Conclusões do Think Tank Saúde-em-Rede: Reorganização dos Cuidados Hospitalares
Apresentaram-se hoje, dia 18 de Março, na Reitoria da Universidade Nova de Lisboa, as conclusões do segundo Think Tank português intitulado Saúde-em-Rede, este ano dedicado ao tema “Reorganização dos Cuidados Hospitalares”.
A moderação das mesas esteve a cargo de Constantino Sakellarides, Director da Escola Nacional de Saúde Pública (ENSP) e Vasco Reis, também da ENSP e a apresentação dos temas foi feita por Manuel Delgado, vice-presidente da Associação Portuguesa dos Administradores Hospitalares (APAH), e Luis Campos, presidente da Sociedade de Medicina Interna (SMI).
O Think Tank Saúde-em-Rede pretende reflectir e analisar as políticas de Saúde e contribuir para o debate público nacional, assumindo um discurso aberto à reflexão plural e livre. O painel de peritos da área reuniu em sessão fechada, nos passados dias 27 e 28 de Fevereiro, para debater as seguintes questões: As novas ecologias organizacionais e as profissões de saúde (carreiras), Contratualização interna e valor em saúde e Pensar o doente/cliente.
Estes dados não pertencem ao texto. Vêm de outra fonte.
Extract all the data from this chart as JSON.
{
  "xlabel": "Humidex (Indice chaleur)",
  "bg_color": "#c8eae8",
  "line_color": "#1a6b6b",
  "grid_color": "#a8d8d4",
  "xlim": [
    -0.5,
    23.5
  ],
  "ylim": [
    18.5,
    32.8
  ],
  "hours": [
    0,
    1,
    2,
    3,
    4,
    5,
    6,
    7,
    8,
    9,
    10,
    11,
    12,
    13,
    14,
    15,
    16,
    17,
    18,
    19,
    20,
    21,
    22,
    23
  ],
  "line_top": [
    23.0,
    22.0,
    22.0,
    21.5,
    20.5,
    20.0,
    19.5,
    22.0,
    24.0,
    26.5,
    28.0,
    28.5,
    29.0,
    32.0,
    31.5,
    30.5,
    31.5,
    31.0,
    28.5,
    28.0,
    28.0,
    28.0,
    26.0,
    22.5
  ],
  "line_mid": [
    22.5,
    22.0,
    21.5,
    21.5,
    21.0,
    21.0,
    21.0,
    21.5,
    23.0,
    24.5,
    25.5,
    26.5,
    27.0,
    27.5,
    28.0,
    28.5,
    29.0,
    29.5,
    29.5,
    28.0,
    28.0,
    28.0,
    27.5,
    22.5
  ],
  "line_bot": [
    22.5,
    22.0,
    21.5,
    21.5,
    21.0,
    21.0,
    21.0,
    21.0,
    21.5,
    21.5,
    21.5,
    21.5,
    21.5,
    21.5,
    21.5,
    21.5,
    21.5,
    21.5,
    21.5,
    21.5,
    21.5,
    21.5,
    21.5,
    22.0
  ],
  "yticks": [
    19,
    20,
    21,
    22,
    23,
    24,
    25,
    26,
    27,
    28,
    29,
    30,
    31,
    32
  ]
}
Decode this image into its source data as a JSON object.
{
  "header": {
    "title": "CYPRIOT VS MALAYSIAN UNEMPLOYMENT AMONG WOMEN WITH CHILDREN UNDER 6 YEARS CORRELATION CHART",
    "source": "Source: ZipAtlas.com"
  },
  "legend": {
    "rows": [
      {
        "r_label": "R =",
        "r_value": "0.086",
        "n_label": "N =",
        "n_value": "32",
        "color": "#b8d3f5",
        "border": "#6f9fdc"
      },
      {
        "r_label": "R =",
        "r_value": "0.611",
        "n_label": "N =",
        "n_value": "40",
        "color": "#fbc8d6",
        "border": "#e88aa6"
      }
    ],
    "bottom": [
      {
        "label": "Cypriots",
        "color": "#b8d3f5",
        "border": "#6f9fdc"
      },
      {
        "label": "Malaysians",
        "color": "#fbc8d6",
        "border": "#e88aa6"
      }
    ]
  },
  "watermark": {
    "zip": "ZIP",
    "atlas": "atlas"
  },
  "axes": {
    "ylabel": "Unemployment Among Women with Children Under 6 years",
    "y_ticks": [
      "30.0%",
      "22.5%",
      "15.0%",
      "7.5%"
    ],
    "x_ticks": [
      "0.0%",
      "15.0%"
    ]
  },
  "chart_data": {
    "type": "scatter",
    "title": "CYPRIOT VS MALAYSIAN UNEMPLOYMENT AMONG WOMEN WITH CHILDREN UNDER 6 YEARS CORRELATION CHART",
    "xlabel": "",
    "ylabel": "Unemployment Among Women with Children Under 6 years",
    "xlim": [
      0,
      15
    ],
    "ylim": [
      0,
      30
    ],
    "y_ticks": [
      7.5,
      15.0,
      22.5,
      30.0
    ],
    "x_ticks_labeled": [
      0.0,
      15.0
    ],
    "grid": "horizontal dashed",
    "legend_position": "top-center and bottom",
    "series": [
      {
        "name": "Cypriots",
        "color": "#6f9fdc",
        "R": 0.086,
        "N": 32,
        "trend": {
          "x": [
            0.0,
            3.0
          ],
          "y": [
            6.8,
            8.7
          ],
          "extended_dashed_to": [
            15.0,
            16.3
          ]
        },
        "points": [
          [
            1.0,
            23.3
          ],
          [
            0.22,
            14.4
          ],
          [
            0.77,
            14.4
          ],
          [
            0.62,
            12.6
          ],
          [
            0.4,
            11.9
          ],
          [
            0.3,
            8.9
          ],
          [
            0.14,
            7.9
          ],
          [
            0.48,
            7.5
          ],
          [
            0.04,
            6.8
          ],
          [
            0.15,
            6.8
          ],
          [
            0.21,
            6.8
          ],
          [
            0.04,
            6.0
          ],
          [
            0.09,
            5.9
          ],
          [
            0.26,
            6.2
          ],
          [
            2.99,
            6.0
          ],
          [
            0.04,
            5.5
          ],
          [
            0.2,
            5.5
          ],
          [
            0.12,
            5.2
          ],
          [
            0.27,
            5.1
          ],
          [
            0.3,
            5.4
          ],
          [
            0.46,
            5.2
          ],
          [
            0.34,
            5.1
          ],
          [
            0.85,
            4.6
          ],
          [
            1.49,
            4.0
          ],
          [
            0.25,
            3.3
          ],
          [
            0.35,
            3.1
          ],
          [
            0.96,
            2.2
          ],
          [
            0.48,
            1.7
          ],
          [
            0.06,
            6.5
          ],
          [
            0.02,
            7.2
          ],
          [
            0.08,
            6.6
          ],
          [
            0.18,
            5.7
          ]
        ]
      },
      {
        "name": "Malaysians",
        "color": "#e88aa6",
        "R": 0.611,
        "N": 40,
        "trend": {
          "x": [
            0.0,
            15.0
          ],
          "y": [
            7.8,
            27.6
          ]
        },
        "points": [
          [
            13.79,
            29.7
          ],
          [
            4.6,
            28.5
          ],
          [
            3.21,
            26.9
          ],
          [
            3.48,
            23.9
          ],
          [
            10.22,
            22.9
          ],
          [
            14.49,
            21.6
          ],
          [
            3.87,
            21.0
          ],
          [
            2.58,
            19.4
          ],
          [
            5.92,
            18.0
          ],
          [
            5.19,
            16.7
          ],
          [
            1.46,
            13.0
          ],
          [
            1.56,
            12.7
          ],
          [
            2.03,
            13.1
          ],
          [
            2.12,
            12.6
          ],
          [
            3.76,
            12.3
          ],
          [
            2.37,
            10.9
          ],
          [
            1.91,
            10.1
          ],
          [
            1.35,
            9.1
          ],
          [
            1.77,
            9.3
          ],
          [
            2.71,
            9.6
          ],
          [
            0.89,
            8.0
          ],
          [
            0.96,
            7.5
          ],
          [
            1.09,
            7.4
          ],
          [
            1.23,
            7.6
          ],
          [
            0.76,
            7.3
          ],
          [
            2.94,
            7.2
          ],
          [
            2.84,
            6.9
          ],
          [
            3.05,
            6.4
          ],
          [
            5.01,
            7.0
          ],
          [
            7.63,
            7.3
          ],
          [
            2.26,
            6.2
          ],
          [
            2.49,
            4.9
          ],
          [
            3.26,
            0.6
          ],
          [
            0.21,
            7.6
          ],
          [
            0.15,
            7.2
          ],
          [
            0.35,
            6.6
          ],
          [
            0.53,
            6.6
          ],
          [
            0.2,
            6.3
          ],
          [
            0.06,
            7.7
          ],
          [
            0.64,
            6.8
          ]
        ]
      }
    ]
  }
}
As conclusões deste debate, hoje apresentadas, serão enviadas para entidades e instituições com um papel decisor na área da saúde, como a Direcção-Geral da Saúde, A Administração Central do Sistema de Saúde e o Ministério da Saúde.
Para além da apresentação das conclusões, a sessão pública do Saúde-em-Rede conta com a participação internacional de Boi Ruiz, presidente da União Catalã de Hospitais e Eric de Roodenbeke, Director-Geral da Federação Internacional de Hospitais, que trazem a Portugal as experiências internacionais nesta área.
RESUMO DE ALGUMAS CONCLUSÕES
As novas ecologias organizacionais e as profissões de saúde: O painel de peritos concluiu que para além de dificuldades centradas nos recursos humanos, na área económico-financeira, no aprovisionamento e na administração e organização interna, existem lacunas ao nível das competências de gestão, seja na gestão de topo seja na gestão intermédia. Defendem ainda a implementação de mecanismos de certificação e re-certificação dos profissionais de saúde.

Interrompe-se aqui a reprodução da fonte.